L’incarto sull’imprenditore kosovaro è tornato di nuovo alla procura. Non si capisce quale danno avrebbe creato alle sue società.
28.03.2021, 18:15
28.03.2021, 18:32
Swisstxt / pab
Giovedì, per la seconda volta il Tribunale penale ha rinviato al ministero pubblico l’incarto sul «re dei ponteggi», finito sotto inchiesta quattro anni fa nell’ambito dello scandalo sui permessi falsi.
Il motivo della nuova, clamorosa battuta d’arresto è ancora più sorprendente: ad eccezione della perizia contabile, fatta appunto allestire su ordine del Tribunale, la procura non si è pressoché confrontata con le criticità che nel dicembre del 2017 avevano indotto la Corte a rispedire, la prima volta, il dossier al mittente.
Una lacuna – si legge nella decisione – «del tutto incomprensibile, già solo in ragione del tempo trascorso».
L’atto d’accusa, la cui struttura sarebbe «confusa tanto da precluderne la comprensione», ipotizza malversazioni per quasi 16 milioni di franchi. Illeciti che il 46enne kosovaro domiciliato nel Bellinzonese avrebbe compiuto a spese delle sue società.
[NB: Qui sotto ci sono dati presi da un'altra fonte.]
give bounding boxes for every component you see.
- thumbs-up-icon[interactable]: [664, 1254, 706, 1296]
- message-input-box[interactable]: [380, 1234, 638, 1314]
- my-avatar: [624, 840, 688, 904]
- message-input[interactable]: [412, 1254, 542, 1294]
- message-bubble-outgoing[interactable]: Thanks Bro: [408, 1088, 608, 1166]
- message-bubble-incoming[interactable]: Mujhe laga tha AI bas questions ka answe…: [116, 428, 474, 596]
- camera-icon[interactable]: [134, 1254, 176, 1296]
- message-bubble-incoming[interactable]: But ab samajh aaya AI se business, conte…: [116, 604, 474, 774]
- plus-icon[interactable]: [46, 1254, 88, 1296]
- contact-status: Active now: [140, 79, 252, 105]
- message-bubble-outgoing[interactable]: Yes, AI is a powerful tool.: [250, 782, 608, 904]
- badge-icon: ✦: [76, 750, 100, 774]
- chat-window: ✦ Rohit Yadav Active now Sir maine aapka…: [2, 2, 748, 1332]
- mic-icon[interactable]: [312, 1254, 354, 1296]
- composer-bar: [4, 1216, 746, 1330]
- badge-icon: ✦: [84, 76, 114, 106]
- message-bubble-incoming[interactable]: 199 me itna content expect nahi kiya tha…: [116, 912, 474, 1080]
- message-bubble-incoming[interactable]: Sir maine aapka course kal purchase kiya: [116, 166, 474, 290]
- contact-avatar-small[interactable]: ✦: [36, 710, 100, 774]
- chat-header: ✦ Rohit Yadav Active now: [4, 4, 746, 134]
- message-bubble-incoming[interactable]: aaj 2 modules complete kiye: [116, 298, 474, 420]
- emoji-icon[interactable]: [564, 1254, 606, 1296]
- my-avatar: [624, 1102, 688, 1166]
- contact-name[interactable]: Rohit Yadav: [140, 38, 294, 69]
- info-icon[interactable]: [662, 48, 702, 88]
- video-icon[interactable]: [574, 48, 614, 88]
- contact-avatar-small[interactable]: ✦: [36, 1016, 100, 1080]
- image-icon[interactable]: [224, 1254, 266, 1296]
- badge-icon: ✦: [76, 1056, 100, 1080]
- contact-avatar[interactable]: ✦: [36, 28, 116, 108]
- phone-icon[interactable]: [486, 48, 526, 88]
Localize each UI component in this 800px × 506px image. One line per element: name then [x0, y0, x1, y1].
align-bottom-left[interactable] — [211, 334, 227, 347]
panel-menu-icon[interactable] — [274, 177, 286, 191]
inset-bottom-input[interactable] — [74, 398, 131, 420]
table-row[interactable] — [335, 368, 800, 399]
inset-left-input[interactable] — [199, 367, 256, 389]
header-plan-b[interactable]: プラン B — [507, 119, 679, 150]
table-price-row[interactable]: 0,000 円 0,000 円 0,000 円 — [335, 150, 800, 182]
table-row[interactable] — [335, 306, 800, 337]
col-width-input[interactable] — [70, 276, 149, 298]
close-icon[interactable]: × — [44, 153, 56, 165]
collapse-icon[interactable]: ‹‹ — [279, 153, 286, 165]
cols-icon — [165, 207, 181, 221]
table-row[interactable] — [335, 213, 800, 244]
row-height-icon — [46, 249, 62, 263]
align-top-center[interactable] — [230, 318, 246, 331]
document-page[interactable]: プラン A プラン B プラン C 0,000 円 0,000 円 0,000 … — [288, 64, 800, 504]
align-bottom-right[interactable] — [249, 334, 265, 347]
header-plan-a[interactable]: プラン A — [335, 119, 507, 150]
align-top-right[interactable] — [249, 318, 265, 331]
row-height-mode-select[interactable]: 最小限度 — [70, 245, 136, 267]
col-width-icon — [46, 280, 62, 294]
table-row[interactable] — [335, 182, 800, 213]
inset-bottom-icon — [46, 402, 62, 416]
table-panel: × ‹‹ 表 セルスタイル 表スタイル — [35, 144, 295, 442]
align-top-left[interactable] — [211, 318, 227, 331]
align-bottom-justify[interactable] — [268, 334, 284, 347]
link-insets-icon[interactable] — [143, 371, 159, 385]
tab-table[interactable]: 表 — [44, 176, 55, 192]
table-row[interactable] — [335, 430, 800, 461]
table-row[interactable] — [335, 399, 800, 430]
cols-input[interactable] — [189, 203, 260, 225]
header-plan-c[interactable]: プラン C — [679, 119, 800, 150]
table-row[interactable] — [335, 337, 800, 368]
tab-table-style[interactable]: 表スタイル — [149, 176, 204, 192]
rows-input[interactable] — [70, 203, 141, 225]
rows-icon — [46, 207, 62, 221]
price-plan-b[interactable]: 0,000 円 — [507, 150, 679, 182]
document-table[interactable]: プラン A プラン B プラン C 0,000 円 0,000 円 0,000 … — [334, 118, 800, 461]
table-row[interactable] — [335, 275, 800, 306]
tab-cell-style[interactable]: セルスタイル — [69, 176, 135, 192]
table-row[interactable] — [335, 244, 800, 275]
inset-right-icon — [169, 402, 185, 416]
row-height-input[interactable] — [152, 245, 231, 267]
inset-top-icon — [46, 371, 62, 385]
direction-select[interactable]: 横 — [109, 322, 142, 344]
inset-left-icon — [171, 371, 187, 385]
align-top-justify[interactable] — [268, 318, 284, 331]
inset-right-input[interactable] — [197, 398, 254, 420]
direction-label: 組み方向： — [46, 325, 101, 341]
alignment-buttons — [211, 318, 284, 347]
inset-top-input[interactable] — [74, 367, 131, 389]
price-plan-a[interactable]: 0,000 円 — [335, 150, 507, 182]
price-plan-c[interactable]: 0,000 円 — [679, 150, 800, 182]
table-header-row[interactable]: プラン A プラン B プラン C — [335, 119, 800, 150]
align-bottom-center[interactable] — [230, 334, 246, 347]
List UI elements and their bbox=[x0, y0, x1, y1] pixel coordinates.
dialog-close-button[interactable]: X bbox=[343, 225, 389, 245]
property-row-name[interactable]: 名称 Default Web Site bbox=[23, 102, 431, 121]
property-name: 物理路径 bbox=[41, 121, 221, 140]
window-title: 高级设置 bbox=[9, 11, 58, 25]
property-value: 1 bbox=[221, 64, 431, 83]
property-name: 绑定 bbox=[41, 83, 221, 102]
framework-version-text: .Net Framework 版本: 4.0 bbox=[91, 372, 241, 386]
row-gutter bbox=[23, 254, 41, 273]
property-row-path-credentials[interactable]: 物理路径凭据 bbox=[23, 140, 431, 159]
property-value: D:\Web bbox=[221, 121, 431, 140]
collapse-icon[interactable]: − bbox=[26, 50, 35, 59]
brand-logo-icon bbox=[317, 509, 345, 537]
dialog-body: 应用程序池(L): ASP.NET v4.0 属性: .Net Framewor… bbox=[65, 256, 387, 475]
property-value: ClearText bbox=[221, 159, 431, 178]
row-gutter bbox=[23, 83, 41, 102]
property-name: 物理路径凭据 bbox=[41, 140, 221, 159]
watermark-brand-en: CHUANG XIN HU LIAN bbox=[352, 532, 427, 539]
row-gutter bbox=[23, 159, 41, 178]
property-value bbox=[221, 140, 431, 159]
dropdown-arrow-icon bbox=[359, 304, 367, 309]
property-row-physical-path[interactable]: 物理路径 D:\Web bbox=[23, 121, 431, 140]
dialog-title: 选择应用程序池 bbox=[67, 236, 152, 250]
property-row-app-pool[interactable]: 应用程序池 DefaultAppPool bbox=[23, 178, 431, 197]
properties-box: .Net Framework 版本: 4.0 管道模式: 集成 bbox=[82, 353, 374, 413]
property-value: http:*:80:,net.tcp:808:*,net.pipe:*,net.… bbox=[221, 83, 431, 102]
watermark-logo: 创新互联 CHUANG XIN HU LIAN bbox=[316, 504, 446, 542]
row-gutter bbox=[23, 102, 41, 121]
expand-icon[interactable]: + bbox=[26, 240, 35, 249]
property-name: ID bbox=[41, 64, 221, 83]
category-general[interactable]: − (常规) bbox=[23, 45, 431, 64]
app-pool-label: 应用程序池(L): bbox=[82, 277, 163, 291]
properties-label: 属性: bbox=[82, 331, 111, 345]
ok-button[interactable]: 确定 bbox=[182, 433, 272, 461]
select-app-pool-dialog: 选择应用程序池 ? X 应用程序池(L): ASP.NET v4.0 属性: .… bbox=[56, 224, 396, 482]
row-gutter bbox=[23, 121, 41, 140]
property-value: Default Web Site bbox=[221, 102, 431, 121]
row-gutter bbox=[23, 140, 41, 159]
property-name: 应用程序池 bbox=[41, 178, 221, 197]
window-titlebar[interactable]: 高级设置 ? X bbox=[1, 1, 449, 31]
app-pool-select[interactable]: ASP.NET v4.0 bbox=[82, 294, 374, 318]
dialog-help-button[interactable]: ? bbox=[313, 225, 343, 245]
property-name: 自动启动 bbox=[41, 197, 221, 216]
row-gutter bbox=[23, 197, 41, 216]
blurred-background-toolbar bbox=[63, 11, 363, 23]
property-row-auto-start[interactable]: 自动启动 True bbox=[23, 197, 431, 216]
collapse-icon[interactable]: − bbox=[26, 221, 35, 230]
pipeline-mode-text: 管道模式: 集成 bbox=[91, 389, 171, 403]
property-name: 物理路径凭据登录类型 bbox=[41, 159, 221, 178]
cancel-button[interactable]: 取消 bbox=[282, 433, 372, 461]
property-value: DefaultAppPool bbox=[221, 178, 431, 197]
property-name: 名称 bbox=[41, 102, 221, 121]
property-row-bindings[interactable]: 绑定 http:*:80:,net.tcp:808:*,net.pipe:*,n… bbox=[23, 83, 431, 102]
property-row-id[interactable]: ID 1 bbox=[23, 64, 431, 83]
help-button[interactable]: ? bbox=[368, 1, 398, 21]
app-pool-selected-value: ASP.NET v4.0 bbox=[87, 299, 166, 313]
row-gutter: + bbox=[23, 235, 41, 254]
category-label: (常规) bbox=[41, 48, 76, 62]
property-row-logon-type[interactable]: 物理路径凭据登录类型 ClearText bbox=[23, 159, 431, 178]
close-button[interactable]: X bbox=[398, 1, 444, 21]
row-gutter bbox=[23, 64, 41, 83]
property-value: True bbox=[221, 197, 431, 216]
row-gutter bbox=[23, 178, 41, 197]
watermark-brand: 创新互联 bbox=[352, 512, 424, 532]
Ma il punto è proprio questo. Le indagini non avrebbero accertato l’eventuale danno subito dalle stesse; né tanto meno l’esistenza di un nesso con l’agire dell’imputato. Dall’incarto emergerebbero solo dei passaggi di capitale tra le varie imprese, tutte – come detto – riconducibili a lui.
La Corte, presieduta dal giudice Amos Pagnamenta, avverte: se i problemi non verranno risolti, e non sarà quindi possibile pronunciare una sentenza, per quei fatti il Tribunale si vedrà costretto ad abbandonare il procedimento penale.
Dal canto suo la procuratrice Petra Canonica Alexakis ha preferito non prendere posizione. «Si procederà con le valutazioni del caso e con gli approfondimenti disposti dal Tribunale» – si è limitata ad aggiungere attraverso il portavoce del ministero pubblico.